The Republicans controlled both houses of the legislature.

The Senate Committee on Local Government and Elections was already meeting to consider amendments to the Campaign Finance Act. The moment they learned of Johnson’s announced intention to prohibit anonymous financing of “issue ads”, they recessed the hearing. When they resumed, the first order of business was amending the bill to expressly protect the anonymity of donors, which would prevent the Secretary of State from reinterpreting the Act. The amended bill sailed through the legislature on a party line vote (a few Republicans did join all Democrats in voting against the bill).

Michigan governor Rick Snyder signed the bill into law.

The result: During the next election cycle (2014), according to Detroit Free Press editor Stephen Henderson, “A record $42.5 million was spent on issue ads in the state during the 2014 election by groups that didn’t report who their contributors were.”

*, July 19, 2013

Lawrence M. Glazer is the author of Wounded Warrior, a recently published biography of former governor and Supreme Court justice John Swainson. He is also a retired Ingham County Circuit Court Judge and former legal advisor to Gov. James J. Blanchard.

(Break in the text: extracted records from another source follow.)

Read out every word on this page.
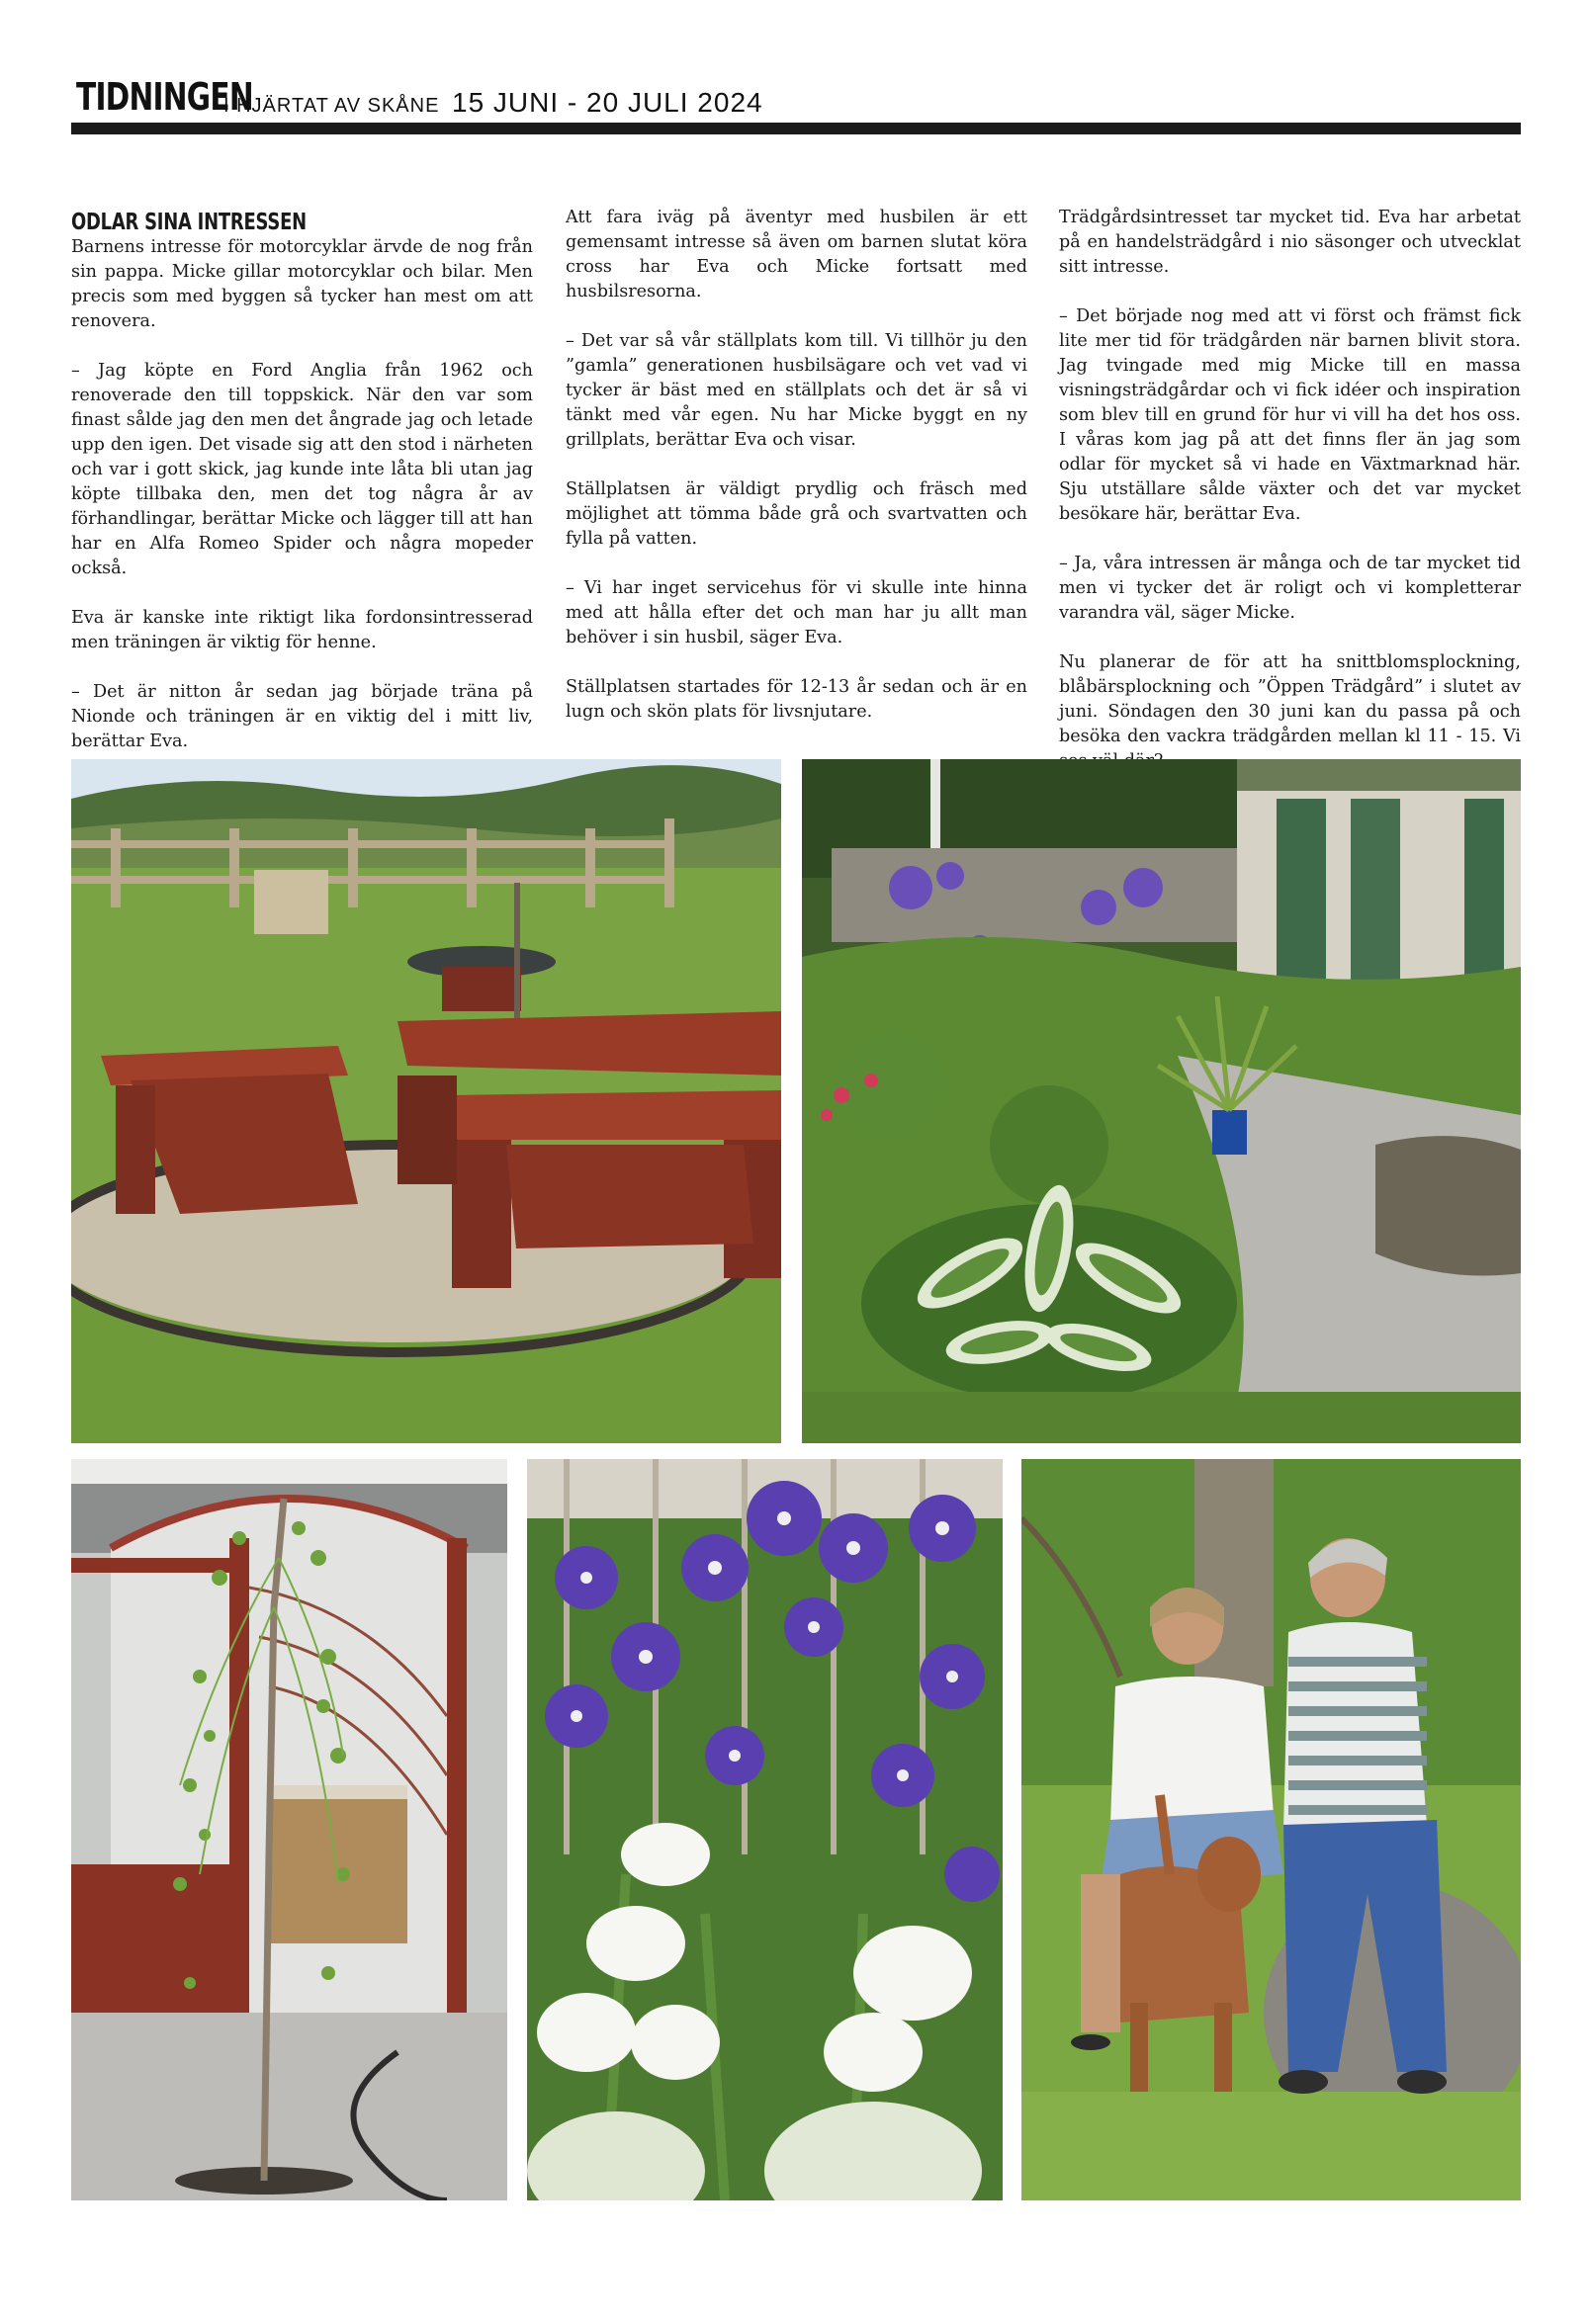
TIDNINGEN
I HJÄRTAT AV SKÅNE 15 JUNI - 20 JULI 2024
ODLAR SINA INTRESSEN

Barnens intresse för motorcyklar ärvde de nog från sin pappa. Micke gillar motorcyklar och bilar. Men precis som med byggen så tycker han mest om att renovera.

– Jag köpte en Ford Anglia från 1962 och renoverade den till toppskick. När den var som finast sålde jag den men det ångrade jag och letade upp den igen. Det visade sig att den stod i närheten och var i gott skick, jag kunde inte låta bli utan jag köpte tillbaka den, men det tog några år av förhandlingar, berättar Micke och lägger till att han har en Alfa Romeo Spider och några mopeder också.

Eva är kanske inte riktigt lika fordonsintresserad men träningen är viktig för henne.

– Det är nitton år sedan jag började träna på Nionde och träningen är en viktig del i mitt liv, berättar Eva.

Att fara iväg på äventyr med husbilen är ett gemensamt intresse så även om barnen slutat köra cross har Eva och Micke fortsatt med husbilsresorna.

– Det var så vår ställplats kom till. Vi tillhör ju den ”gamla” generationen husbilsägare och vet vad vi tycker är bäst med en ställplats och det är så vi tänkt med vår egen. Nu har Micke byggt en ny grillplats, berättar Eva och visar.

Ställplatsen är väldigt prydlig och fräsch med möjlighet att tömma både grå och svartvatten och fylla på vatten.

– Vi har inget servicehus för vi skulle inte hinna med att hålla efter det och man har ju allt man behöver i sin husbil, säger Eva.

Ställplatsen startades för 12-13 år sedan och är en lugn och skön plats för livsnjutare.

Trädgårdsintresset tar mycket tid. Eva har arbetat på en handelsträdgård i nio säsonger och utvecklat sitt intresse.

– Det började nog med att vi först och främst fick lite mer tid för trädgården när barnen blivit stora. Jag tvingade med mig Micke till en massa visningsträdgårdar och vi fick idéer och inspiration som blev till en grund för hur vi vill ha det hos oss. I våras kom jag på att det finns fler än jag som odlar för mycket så vi hade en Växtmarknad här. Sju utställare sålde växter och det var mycket besökare här, berättar Eva.

– Ja, våra intressen är många och de tar mycket tid men vi tycker det är roligt och vi kompletterar varandra väl, säger Micke.

Nu planerar de för att ha snittblomsplockning, blåbärsplockning och ”Öppen Trädgård” i slutet av juni. Söndagen den 30 juni kan du passa på och besöka den vackra trädgården mellan kl 11 - 15. Vi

January 22, 2018 · Filed under Glazer

2 responses so far ↓

  • 1 Richard // Jan 23, 2018 at 10:19 am

    Far lower on the Totem Pole is still another important exclusion: The $1000 threshold waiver for candidate spending that carries with it non-required reporting.

    ALL campaign dollars – incoming and outgoing – should be required to be reported on the same schedule as all candidates. The $1000 waiver is a joke in some communities.

  • 2 Frank Walshingham // Jan 26, 2018 at 6:46 pm

    Brian Banks, Jase Bolger, Todd Courser, Cindy Gamrat, Davis Jaye, Henry Stallings, Virgil Smith, Andy Dillon… many crooked and shady Michigan legislators in recent memory. Though multiitime felon Brian Banks has to take the cake as the biggest criminal!